Shifting sands of recovery blur the path for the services sector | Service sector

Without a fuss, the UK financial services sector has returned to pre-pandemic levels and even added two percentage points of growth since February 2020, official figures showed last week.

Banks and insurance companies may have reduced their workforces, but customers continued to borrow and save, making the sector one of the few to have exceeded previous levels of activity.

As the UK’s mighty services industry, which generates around three-quarters of the national income, recovers, it is clear that banks and insurers are at the more resilient end of a spectrum that has seen some companies reach full fitness with astounding speed while others stutter back to life.

Real estate agents are another example, having earned commissions from tax cuts that triggered a surge in home purchases. The transport industry has also rebounded thanks to a boom in internet delivery and the IT sector is significantly larger than at the start of 2020, following the same newfound reliance on everything online.
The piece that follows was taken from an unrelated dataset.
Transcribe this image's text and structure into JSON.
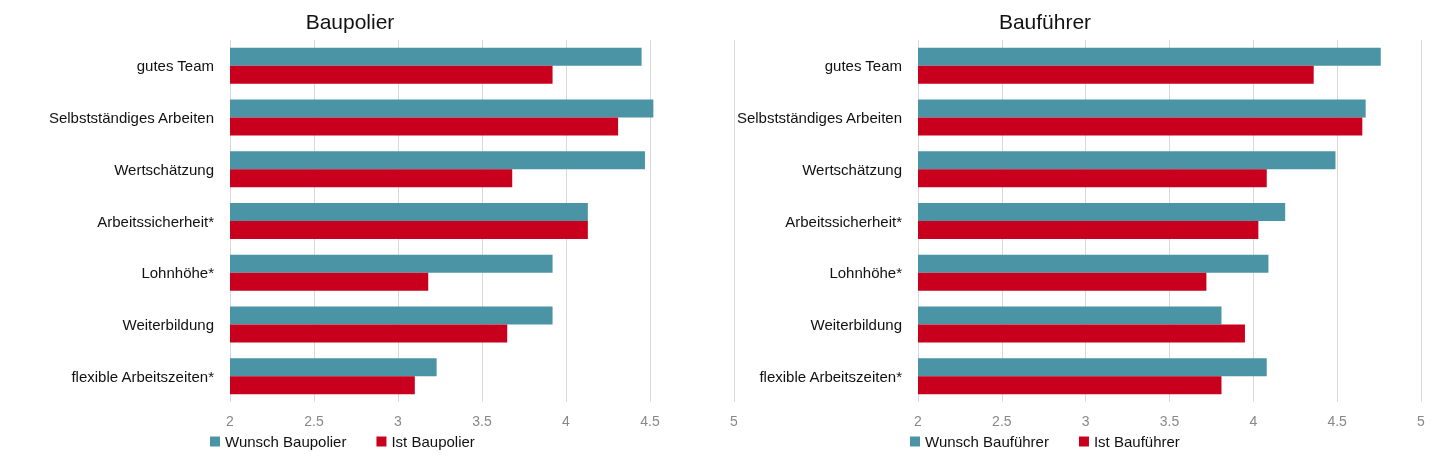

Other sectors languished as restrictions forced them to close or kept customers away – among them the office services industry, which has suffered a deep recession since the order for people to work from home drew million workers from their office chairs.

The latest official service industry health check came out on Friday and showed that despite a rebound in April and May, hotel and restaurant revenues were 18% below their February 2020 level, and the arts, entertainment and recreation sector remained at 26% where it was 17 months ago.
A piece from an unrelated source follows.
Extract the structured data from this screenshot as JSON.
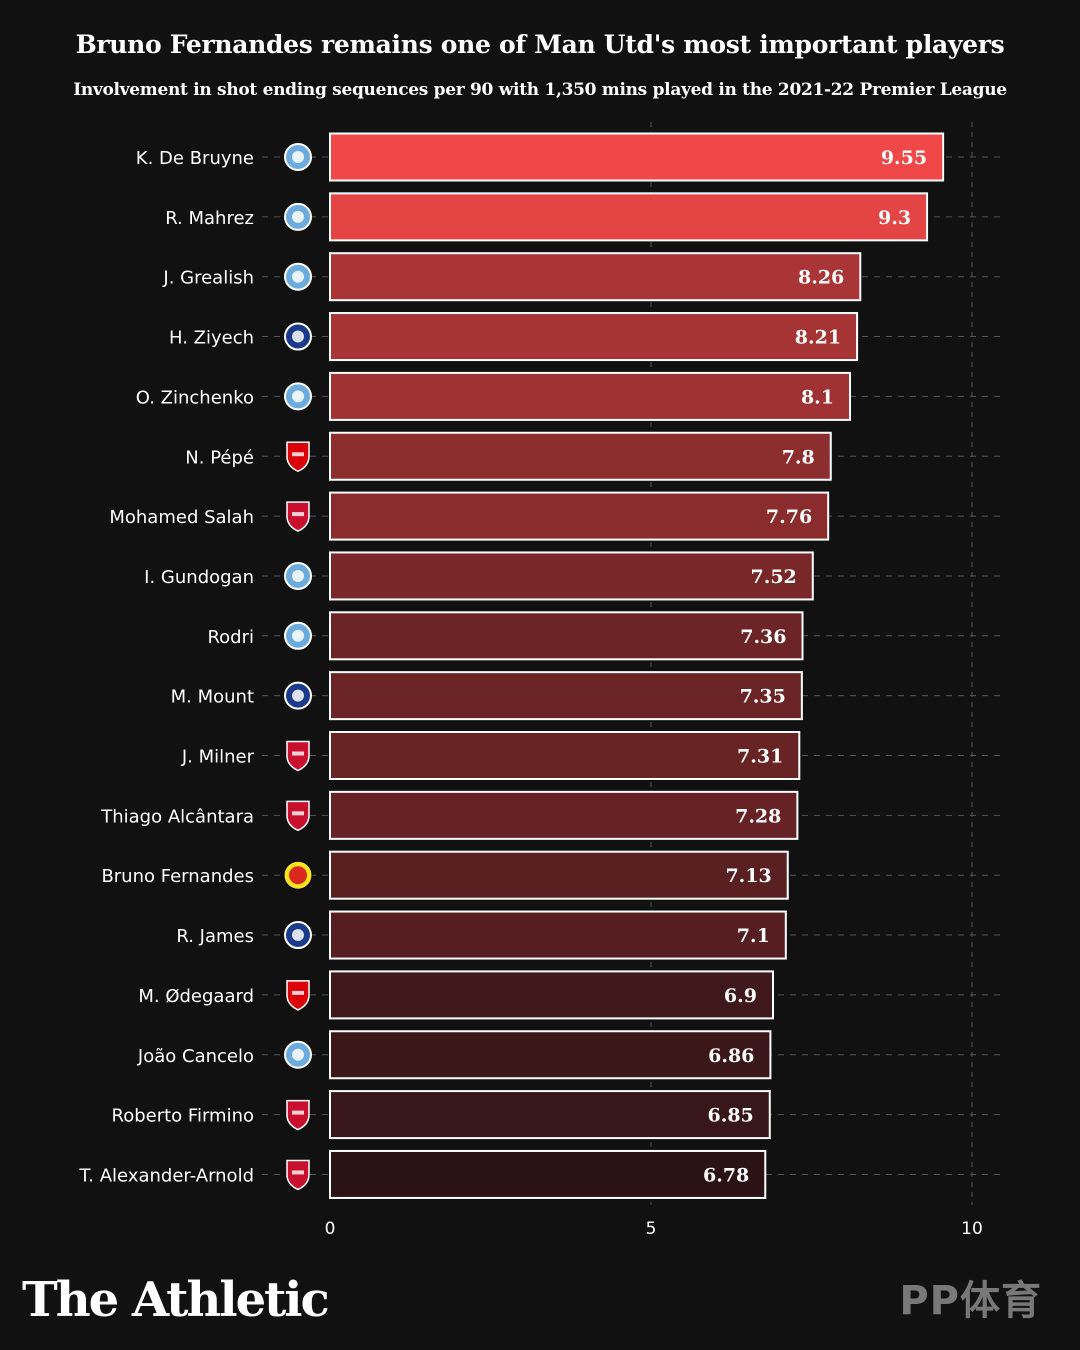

It shows that while most moving parts of the service industry have recovered from the pandemic, at least in terms of turnover, significant pockets remain crippled by restrictions that will not fully ease until July 19. , and even then could be overtaken by a general fear of going out, if coronavirus infections hit 100,000 a day as predicted.

Amazon’s warehouse in Hemel Hempstead. Thousands of store workers have left the retail industry as customers go online. Photography: Peter Macdiarmid/Getty Images

Martin Beck, senior economic adviser at forecasting group EY Item Club, said there had been some turnover in the service sector as some industries that recovered after the first lockdown gave way to those put on hold. sleep longer, who wake up now.
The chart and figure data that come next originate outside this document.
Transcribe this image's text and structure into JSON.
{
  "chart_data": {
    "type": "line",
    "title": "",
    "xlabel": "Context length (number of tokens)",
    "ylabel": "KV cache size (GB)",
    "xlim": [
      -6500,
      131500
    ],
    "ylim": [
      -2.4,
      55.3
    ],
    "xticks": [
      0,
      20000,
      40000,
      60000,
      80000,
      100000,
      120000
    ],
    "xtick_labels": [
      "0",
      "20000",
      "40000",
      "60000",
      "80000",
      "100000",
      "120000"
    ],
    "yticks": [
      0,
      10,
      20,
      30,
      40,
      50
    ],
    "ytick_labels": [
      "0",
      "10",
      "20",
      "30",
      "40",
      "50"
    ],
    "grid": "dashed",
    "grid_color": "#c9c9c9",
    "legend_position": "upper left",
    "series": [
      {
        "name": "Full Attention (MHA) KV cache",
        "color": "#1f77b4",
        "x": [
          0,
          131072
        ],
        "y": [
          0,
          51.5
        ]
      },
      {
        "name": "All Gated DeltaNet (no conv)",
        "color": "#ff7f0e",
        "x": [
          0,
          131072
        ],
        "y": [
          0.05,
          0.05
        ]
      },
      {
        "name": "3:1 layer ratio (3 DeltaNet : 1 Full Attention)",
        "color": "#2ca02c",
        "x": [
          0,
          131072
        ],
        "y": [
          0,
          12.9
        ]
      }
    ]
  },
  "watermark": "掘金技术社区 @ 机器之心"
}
GDP figures for May showed the hospitality industry alone accounted for 0.7 percentage point of the 0.8% month-on-month increase, suggesting the ups and downs industries that make up the rest of the sector had largely offset each other.

Hospitality, however, makes up only 1.6% of the economy compared to financial services, which make up around 7%. The maintenance of cars and motorcycles generates 10.4% of service income, to which are added 7.6% of professional and technical services such as accounting and 13.9% generated by “real estate activities”.

In the fall, when the rebound in hospitality has faded and visiting a hotel or restaurant is likely to become as popular as it was before Covid-19, it’s these big service industries that will bear the burden.

“There are corners of the service sector that are still quite depressed and hopefully they will spend the next few months making a strong recovery,” Beck said. “But the spread of the Delta variant makes it harder to predict the pace of recovery, especially if some people are wary of socializing and hold back spending.”

Some service sectors may never experience the same level of activity as before Covid. Thousands of workers have already left the retail sector following the shift to online sales. Given the vacancies reported by companies that run warehouses and logistics companies, it appears that these workers are unable or unwilling to work in retail wholesale, processing internet orders, after years of dealing directly with customers in stores.

Most analysts predict that airports will return to life as they knew it in the decade before the coronavirus, but it could be that a temporary drop in business travel becomes permanent after employers forgo discounts for frequent flyers to meet carbon emissions targets. and online meeting becomes a permanent part of working life.

Jonathan Gillham, chief economist at consultancy PwC, said supermarkets had found they had to cope with falling demand as more people ate out. Online retailers suffered a drop in sales as consumers returned to the high street.

The quicksand of recovery, with many industries losing ground as others wake up, suggests “continued consumer caution”, he said, and that some sectors may struggle to attract consumers again. customers they relied on before.

“Companies, while adjusting incredibly well to lockdown conditions in the first quarter, may struggle to fully restore capacity to pre-Covid levels,” he said.